Surveillance Costs: The NSA's Impact on the Economy, Internet Freedom & Cybersecurity

Policy Paper
July 29, 2014

It has been over a year since The Guardian reported the first story on the National Security Agency’s surveillance programs based on the leaks from former NSA contractor Edward Snowden, yet the national conversation remains largely mired in a simplistic debate over the tradeoffs between national security and individual privacy. It is time to start weighing the overall costs and benefits more broadly. While intelligence officials have vigorously defended the merits of the NSA programs, they have offered little hard evidence to prove their value—and some of the initial analysis actually suggests that the benefits of these programs are dubious. Three different studies—from the President’s Review Group on Intelligence and Communications Technologies, the Privacy and Civil Liberties Oversight Board, and the New America Foundation’s International Security Program—question the value of bulk collection programs in stopping terrorist plots and enhancing national security. Meanwhile, there has been little sustained discussion of the costs of the NSA programs beyond their impact on privacy and liberty, and in particular, how they affect the U.S. economy, American foreign policy, and the security of the Internet as a whole.

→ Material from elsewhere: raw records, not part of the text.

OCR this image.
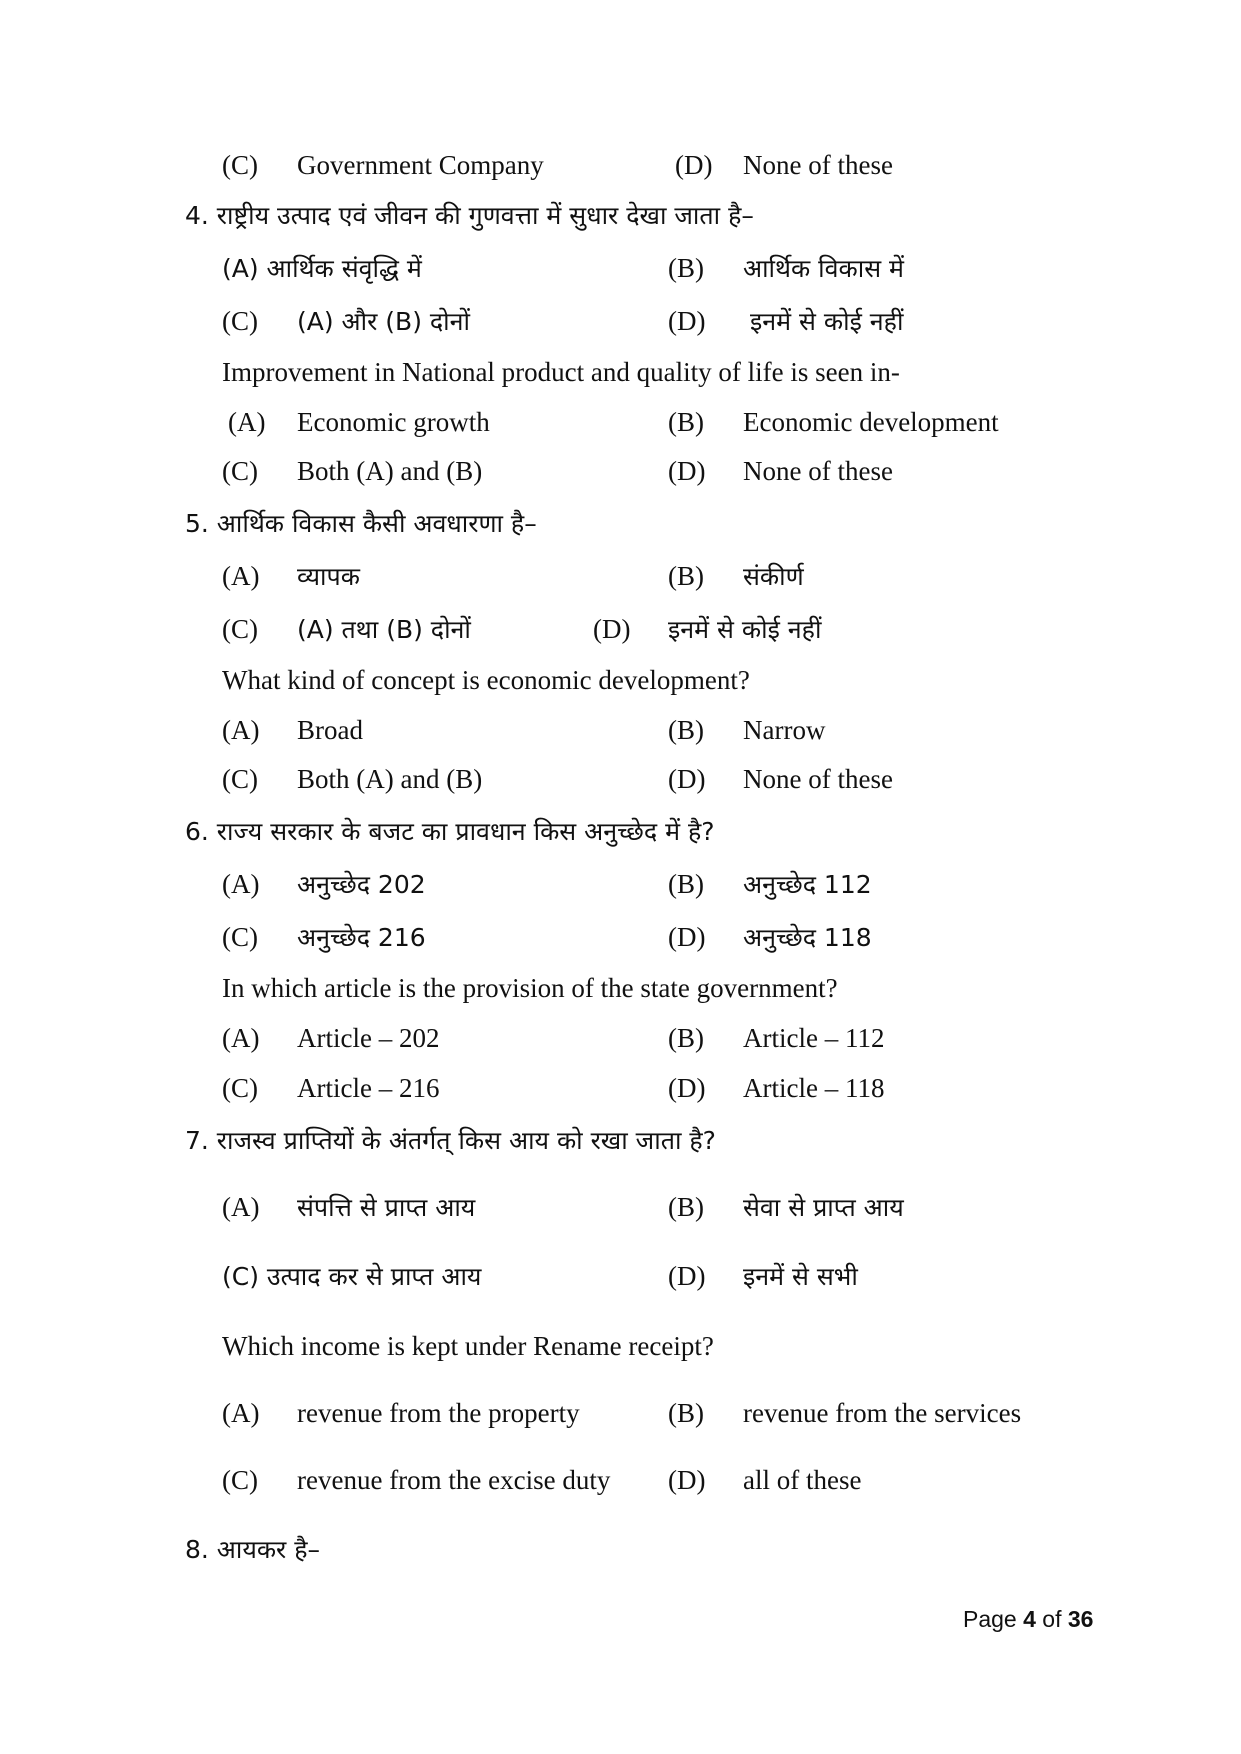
(C) Government Company	(D) None of these
4. राष्ट्रीय उत्पाद एवं जीवन की गुणवत्ता में सुधार देखा जाता है–
(A) आर्थिक संवृद्धि में	(B) आर्थिक विकास में
(C) (A) और (B) दोनों	(D) इनमें से कोई नहीं
Improvement in National product and quality of life is seen in-
(A) Economic growth	(B) Economic development
(C) Both (A) and (B)	(D) None of these
5. आर्थिक विकास कैसी अवधारणा है–
(A) व्यापक	(B) संकीर्ण
(C) (A) तथा (B) दोनों	(D) इनमें से कोई नहीं
What kind of concept is economic development?
(A) Broad	(B) Narrow
(C) Both (A) and (B)	(D) None of these
6. राज्य सरकार के बजट का प्रावधान किस अनुच्छेद में है?
(A) अनुच्छेद 202	(B) अनुच्छेद 112
(C) अनुच्छेद 216	(D) अनुच्छेद 118
In which article is the provision of the state government?
(A) Article – 202	(B) Article – 112
(C) Article – 216	(D) Article – 118
7. राजस्व प्राप्तियों के अंतर्गत् किस आय को रखा जाता है?
(A) संपत्ति से प्राप्त आय	(B) सेवा से प्राप्त आय
(C) उत्पाद कर से प्राप्त आय	(D) इनमें से सभी
Which income is kept under Rename receipt?
(A) revenue from the property	(B) revenue from the services
(C) revenue from the excise duty (D) all of these
8. आयकर है–
Page 4 of 36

This paper attempts to quantify and categorize the costs of the NSA surveillance programs since the initial leaks were reported in June 2013. Our findings indicate that the NSA’s actions have already begun to, and will continue to, cause significant damage to the interests of the United States and the global Internet community. Specifically, we have observed the costs of NSA surveillance in the following four areas:

  • Direct Economic Costs to U.S. Businesses: American companies have reported declining sales overseas and lost business opportunities, especially as foreign companies turn claims of products that can protect users from NSA spying into a competitive advantage. The cloud computing industry is particularly vulnerable and could lose billions of dollars in the next three to five years as a result of NSA surveillance.
  • Potential Costs to U.S. Businesses and to the Openness of the Internet from the Rise of Data Localization and Data Protection Proposals: New proposals from foreign governments looking to implement data localization requirements or much stronger data protection laws could compound economic losses in the long term. These proposals could also force changes to the architecture of the global network itself, threatening free expression and privacy if they are implemented.
  • Costs to U.S. Foreign Policy: Loss of credibility for the U.S. Internet Freedom agenda, as well as damage to broader bilateral and multilateral relations, threaten U.S. foreign policy interests. Revelations about the extent of NSA surveillance have already colored a number of critical interactions with nations such as Germany and Brazil in the past year.
  • Costs to Cybersecurity: The NSA has done serious damage to Internet security through its weakening of key encryption standards, insertion of surveillance backdoors into widely-used hardware and software products, stockpiling rather than responsibly disclosing information about software security vulnerabilities, and a variety of offensive hacking operations undermining the overall security of the global Internet.

The U.S. government has already taken some limited steps to mitigate this damage and begin the slow, difficult process of rebuilding trust in the United States as a responsible steward of the Internet. But the reform efforts to date have been relatively narrow, focusing primarily on the surveillance programs’ impact on the rights of U.S. citizens. Based on our findings, we recommend that the U.S. government take the following steps to address the broader concern that the NSA’s programs are impacting our economy, our foreign relations, and our cybersecurity:

  1. Strengthen privacy protections for both Americans and non-Americans, within the United States and extraterritorially.
  2. Provide for increased transparency around government surveillance, both from the government and companies.
  3. Recommit to the Internet Freedom agenda in a way that directly addresses issues raised by NSA surveillance, including moving toward international human-rights based standards on surveillance.
  4. Begin the process of restoring trust in cryptography standards through the National Institute of Standards and Technology.
  5. Ensure that the U.S. government does not undermine cybersecurity by inserting surveillance backdoors into hardware or software products.
  6. ​Help to eliminate security vulnerabilities in software, rather than stockpile them.
  7. Develop clear policies about whether, when, and under what legal standards it is permissible for the government to secretly install malware on a computer or in a network.
  8. ​Separate the offensive and defensive functions of the NSA in order to minimize conflicts of interest.